Source: Brian Haver, used with permission
Source: Brian Haver, used with permission

Activity pacing helps interrupt this cycle by encouraging two main priorities: conserving energy for activities you value—instead of those you feel you “should” do—and planning and pacing activity so that “high energy” activities are mixed with “low energy” activities alongside periods of rest.3

Source: Brian Haver, used with permission
Source: Brian Haver, used with permission

Researchers of cancer-related fatigue have found this “boom-bust” cycle also occurs in cancer recovery, and activity pacing can be very helpful for managing fatigue effectively. Setting limits before your body tells you to stop can go a long way toward avoiding the boom-bust cycle.

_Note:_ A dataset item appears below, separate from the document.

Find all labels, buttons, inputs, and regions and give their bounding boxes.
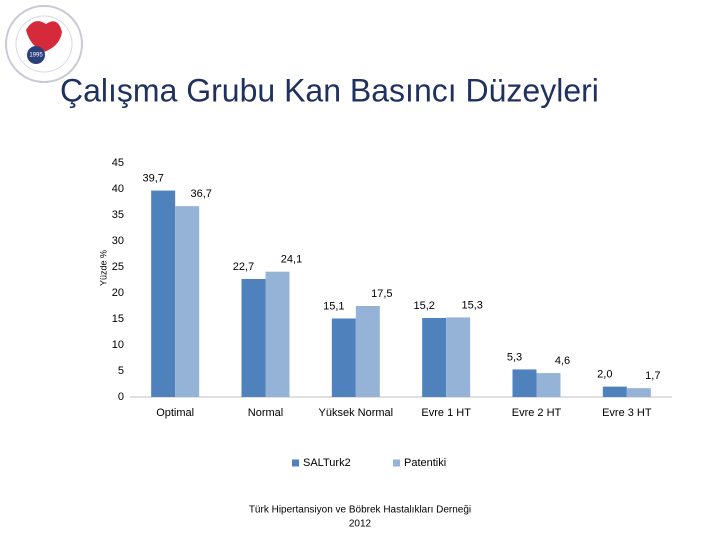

Try these tips for balancing activity and rest this holiday season:

  • Acknowledge that this year is different: Even if treatment is over, things may not be “back to normal.” Patients and caregivers alike can benefit from recognizing that they may not be 100% this holiday season and manage activities accordingly.
  • Practice saying “maybe not this year”: You don’t have to accept every invitation or fulfill every expectation. Choose what you can handle and enjoy without feeling overwhelmed or exhausted.
  • Re-think traditions: If you have always prepared elaborate dinners or spent days decorating your home, it can be difficult to consider that things may be different this year. A cancer diagnosis can also make the future seem uncertain, increasing the pressure that some feel to make the holidays “perfect.” Prioritize which holiday activities are most important to you and adapt. For example, if you host a yearly party, ask for help with planning, cooking, and cleaning so you don’t become overwhelmed. If a typical tradition seems to require too much energy this year, start a new one. There is no “right” way to celebrate.
  • Think ahead: More time with family and friends may mean addressing questions about diagnosis and treatment. Try to come up with a quick statement in response to these questions that you feel comfortable with. Practicing a standard, short reply can decrease some of the worry around not knowing what to say or how to say it.
  • Don’t stop self-care: It’s important to stay engaged in the routines that make you feel good—adequate sleep, limiting alcohol and heavy foods, and getting exercise are the building blocks of managing stress and fatigue. Try not to let the busy holiday schedule interrupt your healthy routines.
  • Seek support: Asking for help is instrumental in managing fatigue. Whether you find support through friends, family, or a helping professional, you don’t have to manage this all alone.
  • Practice self-compassion: Remember, pacing your activity is the best way for you to take good care of yourself in the long run. You may feel frustrated or guilty—this is to be expected when we are trying to adjust to new circumstances. Being kind to yourself in that process conserves emotional energy as well as physical energy.


Al Maqbali, M., Al Sinani, M., Al Naamani, Z., Al Badi, K., & Tanash, M.I. (2021). Prevalence of fatigue in patients With cancer: A systematic review and meta-analysis. Journal of Pain Symptom Management, 61(1), 167-189.

Bower, J. E. (2019). The role of neuro-immune interactions in cancer-related fatigue: Biobehavioral risk factors and mechanisms. Cancer, 125, 335-364.

University Hospitals Bristol and Weston NHS Foundation Trust. (202). Managing cancer-related fatigue. Retrieved from:

Andrews, N.E., Strong, J., Meredith, P.J. (2012). Activity pacing, avoidance, endurance, and associations with patient functioning in chronic pain: a systematic review and meta-analysis. Arch Phys Med Rehabil., 93(11):2109-2121.